OY. & a double OY!
i am sick. & i have being sick. i get all whiny & turn into a five year old. wanting nothing more than my mommy, some chicken noodle soup, a pb&j sandwich, my teddy bear, & my warm fuzzy blanket.
& so i sit, at work. sans mommy, soup,sandwich, bear, & blankie. it blows. hardcore. but i have 7up. & i have halls. not at all the same. in any world. but it's something. a few minutes ago i wasn't even able to breath. but thanks to halls & their advanced vapor action, i am now able to breath much easier. even though i feel like crap. warmed over. still.

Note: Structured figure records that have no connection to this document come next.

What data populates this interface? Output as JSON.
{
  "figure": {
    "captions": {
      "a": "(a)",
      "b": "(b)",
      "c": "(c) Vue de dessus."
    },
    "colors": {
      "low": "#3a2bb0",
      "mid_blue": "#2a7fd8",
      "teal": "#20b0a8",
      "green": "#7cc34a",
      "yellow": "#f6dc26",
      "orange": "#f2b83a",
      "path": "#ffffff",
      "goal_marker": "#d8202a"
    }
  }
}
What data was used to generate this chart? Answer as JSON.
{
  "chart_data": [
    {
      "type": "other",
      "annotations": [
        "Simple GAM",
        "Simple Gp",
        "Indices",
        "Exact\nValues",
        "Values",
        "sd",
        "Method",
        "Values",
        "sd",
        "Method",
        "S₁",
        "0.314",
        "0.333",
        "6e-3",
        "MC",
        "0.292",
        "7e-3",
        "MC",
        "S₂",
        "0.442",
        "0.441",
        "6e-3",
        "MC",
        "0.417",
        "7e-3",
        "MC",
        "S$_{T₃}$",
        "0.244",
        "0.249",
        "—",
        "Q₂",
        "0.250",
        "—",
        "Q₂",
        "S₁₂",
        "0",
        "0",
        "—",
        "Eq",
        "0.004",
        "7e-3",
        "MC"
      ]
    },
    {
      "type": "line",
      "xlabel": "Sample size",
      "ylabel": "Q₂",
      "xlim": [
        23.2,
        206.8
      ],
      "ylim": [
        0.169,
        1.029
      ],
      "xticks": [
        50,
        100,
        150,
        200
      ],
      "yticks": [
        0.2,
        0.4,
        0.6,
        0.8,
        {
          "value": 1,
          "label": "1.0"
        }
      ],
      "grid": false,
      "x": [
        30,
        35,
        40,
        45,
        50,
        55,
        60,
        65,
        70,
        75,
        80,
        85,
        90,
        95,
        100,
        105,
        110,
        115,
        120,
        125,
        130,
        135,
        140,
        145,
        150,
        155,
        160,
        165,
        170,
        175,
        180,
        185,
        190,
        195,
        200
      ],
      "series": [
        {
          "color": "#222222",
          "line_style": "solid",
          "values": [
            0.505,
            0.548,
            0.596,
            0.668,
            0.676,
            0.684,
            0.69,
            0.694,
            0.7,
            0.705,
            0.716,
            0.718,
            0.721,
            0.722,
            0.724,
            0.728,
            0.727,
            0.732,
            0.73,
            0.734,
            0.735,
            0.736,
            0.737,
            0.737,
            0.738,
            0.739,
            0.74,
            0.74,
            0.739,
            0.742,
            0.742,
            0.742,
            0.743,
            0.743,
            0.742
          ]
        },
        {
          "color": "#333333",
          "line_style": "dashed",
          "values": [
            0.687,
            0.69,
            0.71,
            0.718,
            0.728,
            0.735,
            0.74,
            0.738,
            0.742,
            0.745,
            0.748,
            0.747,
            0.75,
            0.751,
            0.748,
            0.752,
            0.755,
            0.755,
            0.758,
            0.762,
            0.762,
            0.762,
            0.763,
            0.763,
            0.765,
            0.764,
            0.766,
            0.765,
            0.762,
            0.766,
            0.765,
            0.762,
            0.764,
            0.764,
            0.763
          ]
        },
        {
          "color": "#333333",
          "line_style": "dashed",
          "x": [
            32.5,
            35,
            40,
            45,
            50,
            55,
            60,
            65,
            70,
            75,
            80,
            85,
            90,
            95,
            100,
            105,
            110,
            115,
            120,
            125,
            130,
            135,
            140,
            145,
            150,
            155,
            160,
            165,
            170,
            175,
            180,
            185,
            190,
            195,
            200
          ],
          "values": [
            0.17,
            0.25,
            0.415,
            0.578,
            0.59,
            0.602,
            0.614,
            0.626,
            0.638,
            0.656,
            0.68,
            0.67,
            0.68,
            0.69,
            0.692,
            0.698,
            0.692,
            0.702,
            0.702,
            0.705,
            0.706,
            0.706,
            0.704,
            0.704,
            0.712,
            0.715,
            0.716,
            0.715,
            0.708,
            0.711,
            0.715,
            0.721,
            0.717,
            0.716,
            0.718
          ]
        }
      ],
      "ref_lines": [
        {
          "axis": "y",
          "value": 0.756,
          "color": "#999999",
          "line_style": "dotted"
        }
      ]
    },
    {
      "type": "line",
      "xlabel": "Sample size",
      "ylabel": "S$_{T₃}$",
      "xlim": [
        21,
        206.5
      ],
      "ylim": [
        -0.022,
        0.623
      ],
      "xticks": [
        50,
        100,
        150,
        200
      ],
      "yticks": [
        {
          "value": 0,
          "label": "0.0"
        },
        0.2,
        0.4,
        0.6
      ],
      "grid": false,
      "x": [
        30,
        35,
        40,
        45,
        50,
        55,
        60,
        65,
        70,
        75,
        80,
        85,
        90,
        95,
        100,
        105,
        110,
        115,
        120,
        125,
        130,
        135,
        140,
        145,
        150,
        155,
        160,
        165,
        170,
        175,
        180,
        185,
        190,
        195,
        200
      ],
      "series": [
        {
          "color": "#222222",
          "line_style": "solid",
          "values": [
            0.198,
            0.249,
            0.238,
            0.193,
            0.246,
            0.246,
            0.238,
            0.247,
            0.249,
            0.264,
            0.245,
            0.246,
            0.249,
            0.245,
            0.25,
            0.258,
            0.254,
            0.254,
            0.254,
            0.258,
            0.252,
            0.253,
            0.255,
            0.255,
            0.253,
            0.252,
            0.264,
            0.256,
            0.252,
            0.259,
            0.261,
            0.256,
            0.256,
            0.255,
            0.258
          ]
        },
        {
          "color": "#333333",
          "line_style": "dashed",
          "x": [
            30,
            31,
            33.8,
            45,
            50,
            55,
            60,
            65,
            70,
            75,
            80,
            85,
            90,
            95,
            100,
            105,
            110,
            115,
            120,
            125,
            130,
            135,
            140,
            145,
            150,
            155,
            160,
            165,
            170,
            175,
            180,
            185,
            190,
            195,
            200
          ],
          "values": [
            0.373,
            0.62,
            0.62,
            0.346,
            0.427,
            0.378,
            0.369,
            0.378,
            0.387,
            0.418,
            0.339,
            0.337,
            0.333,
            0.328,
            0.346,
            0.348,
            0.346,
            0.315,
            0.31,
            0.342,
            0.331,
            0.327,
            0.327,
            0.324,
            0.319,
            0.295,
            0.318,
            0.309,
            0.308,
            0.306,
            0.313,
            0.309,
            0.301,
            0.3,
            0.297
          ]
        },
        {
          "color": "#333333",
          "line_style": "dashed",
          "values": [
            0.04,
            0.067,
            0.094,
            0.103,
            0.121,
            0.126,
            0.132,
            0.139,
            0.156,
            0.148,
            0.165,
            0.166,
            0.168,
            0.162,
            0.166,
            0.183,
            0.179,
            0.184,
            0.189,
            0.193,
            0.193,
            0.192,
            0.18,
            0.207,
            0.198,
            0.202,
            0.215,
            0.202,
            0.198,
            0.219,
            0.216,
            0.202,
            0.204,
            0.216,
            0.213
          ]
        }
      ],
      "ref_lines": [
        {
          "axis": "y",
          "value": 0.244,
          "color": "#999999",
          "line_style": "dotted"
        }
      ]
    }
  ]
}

i know that no one LOVES being sick, unless they're a hypochondriac, because then, they think they're sick even if they're really ok. which is a completely different story. all together.
but this really sucks. about half the call center is sick. the other half is just getting over being sick, or just now getting sick. i swear, this whole place is like one big petri dish growing lots of different scary bugs. & i'm neurotic about hand washing & everything else. & some how a germ made its way into my immune system & created a nice little nest in which to settle for a while. damn him!
the worst part of it is, that i'm not really sick enough to stay home. but i'm sick enough that i don't want to be at work & i don't feel like i'm at the top of my game at work either. blech.
i'll check in tomorrow with less whining & more sunshine.